ここに2泊すれば、川湯のホテルに泊まる必要も無かったし、余裕を持って釧路川を弟子屈まで下れていたのである。
美留和橋から見る釧路川
スタート地点にカヌーを下ろし、美留和橋に車を停めて弟子屈の摩周ハイヤーに電話したところ、美留和橋から眺湖橋までは定額運賃の3220円と言われる。
しょうがないのでそれでお願いしたけれど、かみさんから「そんなにかかるのなら歩いた方が良かったのに」と叱られる。
確かに、ここから眺湖橋までは6キロ程度で、早足で歩けば1時間程度である。
以前には走って車を回送したこともある。
最初から美留和橋までしか下らないつもりだったら、ランニングシューズを持ってきたはずだ。
まあ、歩くよりは貴重な時間を節約できるので、我慢して高いタクシー料金を払うことにした。
風が強くて波立つ屈斜路湖の湖面
湖面が凪いでいれば、少し湖上散歩を楽しんでから下り始めるつもりでいたが、風が強くて湖を漕ぐ気にもならず、出艇して直ぐに眺湖橋をくぐることにした。
私達の直ぐ前に、男女ペアがガイドさんと一緒にカナディアンで下り始めた。
眺湖橋をくぐって釧路川源流部へと入っていく
その後からインフレータブルカヤックのソロの女性が下っていく。
彼女は20年ぶりに釧路川を下るらしく、私達に「危険な場所はありませんか?」と聞いていたが、私達も今シーズン初めて下るので「そんなに危険な場所は無いはずですよ」と答えるしか無い。
この女性、眺湖橋を過ぎた少し下流で、岸から少し張り出した樹木の枝に引っ掛かっていきなりの沈。
これで倒木の多い源流部を下れるのかと心配になってくる。
川の中で倒木更新
私達が川を下り終えて日高町のHOAに行ってから、この女性について衝撃的な事実を知ることとなった。
何と彼女は、中年のオカマだったのである。
何故それが分かったかと言うと、美留和橋で彼女ともう一人の女性が2台の車でやって来て、彼女の車だけを置いて戻っていった。
そのもう一人の女性がカヌークラブのメンバーの娘さんで、たまたま私達夫婦のことも知っていて、お父さんに写真付きのLINEで「ヒデさん夫婦見たよ~」と送っていたらしい。
娘さんは彼女と知り合いで、釧路川の送迎を手伝っていたとのこと。
娘さんが何で中年のオカマと知り合いなのかまでは聞かなかったけれど、この二人は翌日に斜里岳に登り、下山途中に中年のオカマさんが疲れて動けなくなり、しょうがなく消防に連絡してレスキューされたというオマケまで付いていた。

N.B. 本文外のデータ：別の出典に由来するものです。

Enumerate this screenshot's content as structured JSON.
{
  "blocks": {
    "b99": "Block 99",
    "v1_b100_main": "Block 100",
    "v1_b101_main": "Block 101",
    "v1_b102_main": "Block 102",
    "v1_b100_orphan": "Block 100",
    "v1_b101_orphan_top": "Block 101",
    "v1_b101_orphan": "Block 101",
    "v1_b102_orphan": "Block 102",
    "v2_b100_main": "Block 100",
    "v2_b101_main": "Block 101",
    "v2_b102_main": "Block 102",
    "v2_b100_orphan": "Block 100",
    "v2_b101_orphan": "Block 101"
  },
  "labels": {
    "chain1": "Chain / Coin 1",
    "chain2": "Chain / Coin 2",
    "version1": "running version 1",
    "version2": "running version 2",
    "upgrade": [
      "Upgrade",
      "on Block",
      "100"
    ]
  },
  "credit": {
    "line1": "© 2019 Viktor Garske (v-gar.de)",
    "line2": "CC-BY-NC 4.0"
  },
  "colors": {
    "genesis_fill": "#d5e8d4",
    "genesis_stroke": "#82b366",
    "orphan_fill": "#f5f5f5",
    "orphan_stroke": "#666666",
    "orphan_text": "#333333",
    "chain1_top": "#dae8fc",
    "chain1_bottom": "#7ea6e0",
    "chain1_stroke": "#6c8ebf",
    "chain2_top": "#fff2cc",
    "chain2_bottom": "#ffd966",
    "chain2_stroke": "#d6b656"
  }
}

川を下っている最中にはそんなことは知る由もなく、何度か追い越したり追い越されたりしながら、その度に笑顔で挨拶を交わしていたのである。
この倒木の先に鏡の間があった
右や左から張り出した倒木を次々に交わしていくと、いきなり鏡の間に到着した。
少し前にSUPで初めて釧路川を下っていた女性が、「鏡の間に気付かずに通り過ぎてしまった」と悔いていたけれど、これならばそんな事もありなんである。
先に出発したカナディアンがそこに留まっていたが、私達が到着して間もなく、先に下っていった。
ツアーならば、ここでコーヒーでも落とすのだろうと思ったが、そんな優雅なツアーではなさそうだ。
この鏡の間では、SUPでの利用の際にボードから下りて歩きまわる人がいたり、SUPのフィンが水中の水草や苔を痛めるなどの問題が出てきているらしい。
言われてみれば、昔はもっと水草もあって、今よりずっと美しかった気がする。
ここの美しい環境を守るために、注意したいものである。
鏡の間は以前より水草が少なくなった気がする
その影響もあったのか、何度も訪れている鏡の間なので特に感動することもなく、私達も少しそこに留まっただけで直ぐにまた下り始める。
今日は天気が良いので、水の透明度を何時も以上に感じられる。
倒木などに生えているキノコも気になる。
オカマの彼女が小さな川原に上陸して休んでいたので、私達も次の川原で小休止することにした。
せっかくの美しい源流部なのに、このペースで下っていると、アッという間に下り終えてしまうのだ。
その間に再びオカマの彼女に追い越される。
この後はゴールの緑橋までオカマの彼女と会うことは無かったので、無事に下り終えたのだろう。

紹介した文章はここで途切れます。